Since the onset of the Great Recession in late 2007, two-thirds of state UI programs depleted their trust funds and borrowed from the federal government in order to continue paying benefits to unemployed workers. This research examines why some state UI programs experienced insolvency during the Great Recession or in its aftermath while others did not. It places special emphasis on New England, describing the key features of the region's UI programs and examining the solvency of their trust funds over time, as well reforms enacted in these states that impact solvency. It concludes by offering policy options for strengthening UI trust fund solvency in the future.
Key Findings
- During the Great Recession, at least 35 states borrowed at some point to maintain fund solvency. As of 2012, 29 still had outstanding loans totaling $39 billion.

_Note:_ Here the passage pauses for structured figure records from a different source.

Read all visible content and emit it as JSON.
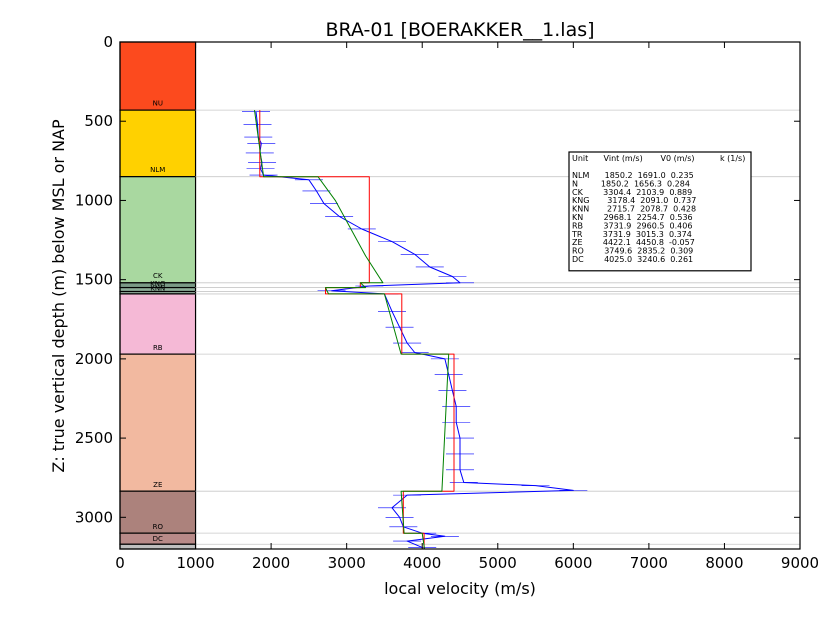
{
  "chart_data": {
    "type": "line",
    "title": "BRA-01 [BOERAKKER__1.las]",
    "xlabel": "local velocity (m/s)",
    "ylabel": "Z: true vertical depth (m) below MSL or NAP",
    "xlim": [
      0,
      9000
    ],
    "ylim": [
      3200,
      0
    ],
    "x_ticks": [
      "0",
      "1000",
      "2000",
      "3000",
      "4000",
      "5000",
      "6000",
      "7000",
      "8000",
      "9000"
    ],
    "y_ticks": [
      "0",
      "500",
      "1000",
      "1500",
      "2000",
      "2500",
      "3000"
    ],
    "units": [
      {
        "label": "NU",
        "top": 0,
        "base": 430,
        "color": "#fc4a1e"
      },
      {
        "label": "NLM",
        "top": 430,
        "base": 850,
        "color": "#ffd100"
      },
      {
        "label": "CK",
        "top": 850,
        "base": 1520,
        "color": "#a9d8a0"
      },
      {
        "label": "KNG",
        "top": 1520,
        "base": 1550,
        "color": "#7a9a86"
      },
      {
        "label": "KNN",
        "top": 1550,
        "base": 1575,
        "color": "#8dac98"
      },
      {
        "label": "",
        "top": 1575,
        "base": 1590,
        "color": "#9cb8a6"
      },
      {
        "label": "RB",
        "top": 1590,
        "base": 1970,
        "color": "#f5b9d6"
      },
      {
        "label": "",
        "top": 1970,
        "base": 2835,
        "color": "#f2b9a0"
      },
      {
        "label": "ZE",
        "top": 2835,
        "base": 3100,
        "color": "#ac827c"
      },
      {
        "label": "RO",
        "top": 3100,
        "base": 3170,
        "color": "#b88a88"
      },
      {
        "label": "DC",
        "top": 3170,
        "base": 3200,
        "color": "#bfbfbf"
      }
    ],
    "unit_labels": [
      {
        "text": "NU",
        "depth": 400
      },
      {
        "text": "NLM",
        "depth": 820
      },
      {
        "text": "CK",
        "depth": 1490
      },
      {
        "text": "KNG",
        "depth": 1540
      },
      {
        "text": "KNN",
        "depth": 1568
      },
      {
        "text": "RB",
        "depth": 1945
      },
      {
        "text": "ZE",
        "depth": 2810
      },
      {
        "text": "RO",
        "depth": 3075
      },
      {
        "text": "DC",
        "depth": 3150
      }
    ],
    "boundaries": [
      430,
      850,
      1520,
      1550,
      1575,
      1590,
      1970,
      2835,
      3100,
      3170
    ],
    "series": [
      {
        "color": "#0000ff",
        "style": "sonic-log",
        "points": [
          [
            1800,
            440
          ],
          [
            1820,
            520
          ],
          [
            1830,
            600
          ],
          [
            1870,
            640
          ],
          [
            1850,
            700
          ],
          [
            1880,
            760
          ],
          [
            1860,
            800
          ],
          [
            1900,
            840
          ],
          [
            2500,
            870
          ],
          [
            2600,
            940
          ],
          [
            2700,
            1020
          ],
          [
            2900,
            1100
          ],
          [
            3200,
            1180
          ],
          [
            3600,
            1260
          ],
          [
            3900,
            1340
          ],
          [
            4100,
            1420
          ],
          [
            4400,
            1480
          ],
          [
            4500,
            1520
          ],
          [
            3300,
            1540
          ],
          [
            2800,
            1570
          ],
          [
            3500,
            1590
          ],
          [
            3600,
            1700
          ],
          [
            3700,
            1800
          ],
          [
            3800,
            1900
          ],
          [
            3900,
            1960
          ],
          [
            4300,
            2000
          ],
          [
            4350,
            2100
          ],
          [
            4400,
            2200
          ],
          [
            4450,
            2300
          ],
          [
            4450,
            2400
          ],
          [
            4500,
            2500
          ],
          [
            4500,
            2600
          ],
          [
            4500,
            2700
          ],
          [
            4550,
            2780
          ],
          [
            5500,
            2800
          ],
          [
            6000,
            2830
          ],
          [
            3800,
            2860
          ],
          [
            3600,
            2940
          ],
          [
            3700,
            3000
          ],
          [
            3750,
            3060
          ],
          [
            4000,
            3100
          ],
          [
            4300,
            3120
          ],
          [
            3800,
            3150
          ],
          [
            4000,
            3190
          ]
        ]
      },
      {
        "color": "#ff0000",
        "style": "step",
        "points": [
          [
            1850,
            430
          ],
          [
            1850,
            850
          ],
          [
            3300,
            850
          ],
          [
            3300,
            1520
          ],
          [
            3180,
            1520
          ],
          [
            3180,
            1550
          ],
          [
            2720,
            1550
          ],
          [
            2720,
            1590
          ],
          [
            3730,
            1590
          ],
          [
            3730,
            1970
          ],
          [
            4420,
            1970
          ],
          [
            4420,
            2835
          ],
          [
            3750,
            2835
          ],
          [
            3750,
            3100
          ],
          [
            4025,
            3100
          ],
          [
            4025,
            3200
          ]
        ]
      },
      {
        "color": "#008000",
        "style": "linear-trend",
        "points": [
          [
            1780,
            430
          ],
          [
            1900,
            850
          ],
          [
            2620,
            850
          ],
          [
            2850,
            1000
          ],
          [
            3250,
            1350
          ],
          [
            3480,
            1520
          ],
          [
            3180,
            1520
          ],
          [
            3250,
            1550
          ],
          [
            2720,
            1550
          ],
          [
            2760,
            1590
          ],
          [
            3500,
            1590
          ],
          [
            3720,
            1970
          ],
          [
            4350,
            1970
          ],
          [
            4260,
            2835
          ],
          [
            3720,
            2835
          ],
          [
            3760,
            3100
          ],
          [
            4000,
            3100
          ],
          [
            4030,
            3200
          ]
        ]
      }
    ],
    "legend": {
      "placement": "right",
      "header": "Unit      Vint (m/s)       V0 (m/s)          k (1/s)",
      "rows": [
        "NLM      1850.2  1691.0  0.235",
        "N         1850.2  1656.3  0.284",
        "CK        3304.4  2103.9  0.889",
        "KNG       3178.4  2091.0  0.737",
        "KNN       2715.7  2078.7  0.428",
        "KN        2968.1  2254.7  0.536",
        "RB        3731.9  2960.5  0.406",
        "TR        3731.9  3015.3  0.374",
        "ZE        4422.1  4450.8  -0.057",
        "RO        3749.6  2835.2  0.309",
        "DC        4025.0  3240.6  0.261"
      ]
    }
  }
}
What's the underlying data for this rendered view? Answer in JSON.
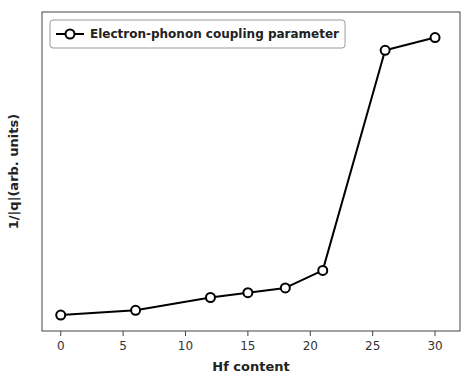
{
  "chart_data": {
    "type": "line",
    "x": [
      0,
      6,
      12,
      15,
      18,
      21,
      26,
      30
    ],
    "series": [
      {
        "name": "Electron-phonon coupling parameter",
        "color": "black",
        "marker": "circle",
        "line_style": "solid",
        "values": [
          0.05,
          0.065,
          0.105,
          0.12,
          0.135,
          0.19,
          0.88,
          0.92
        ]
      }
    ],
    "xlabel": "Hf content",
    "ylabel": "1/|q|(arb. units)",
    "xlim": [
      -1.5,
      32
    ],
    "xticks": [
      0,
      5,
      10,
      15,
      20,
      25,
      30
    ],
    "ylim": [
      0,
      1.0
    ],
    "tick_labels": "x",
    "grid": false,
    "legend": "top-left"
  }
}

- There is a strong relationship between a state’s borrowing activity during or after the Great Recession and the financial status of its trust fund at the start of the downturn.
- The states that borrowed most heavily also faced higher unemployment, on average, than other states. All the borrower states had, on average, lower ratios of taxable to total wages than states that did not take out loans, but the borrower states did not necessarily have more generous unemployment insurance benefits.
- An erosion of a state’s taxable wage base—that is, the portion of an employee’s wages that is subject to unemployment insurance taxes—appears to have been an important contributing factor to the solvency issues faced by many states during the Great Recession.
- Unbalanced reforms—that is, those that cut taxes without reducing benefits or those that increase benefits without also raising tax revenues—as well as low trust fund targets also contributed to solvency problems in some states.
- With the exception of Maine, which undertook pro-solvency reforms in the late 1990s, all of the New England states experienced UI trust fund insolvency since the onset of the Great Recession.
- Recommended measures to strengthen long-term UI solvency include: 1) increasing and indexing the taxable wage base, 2) avoiding unbalanced reforms, and 3) re-examining employer tax rates.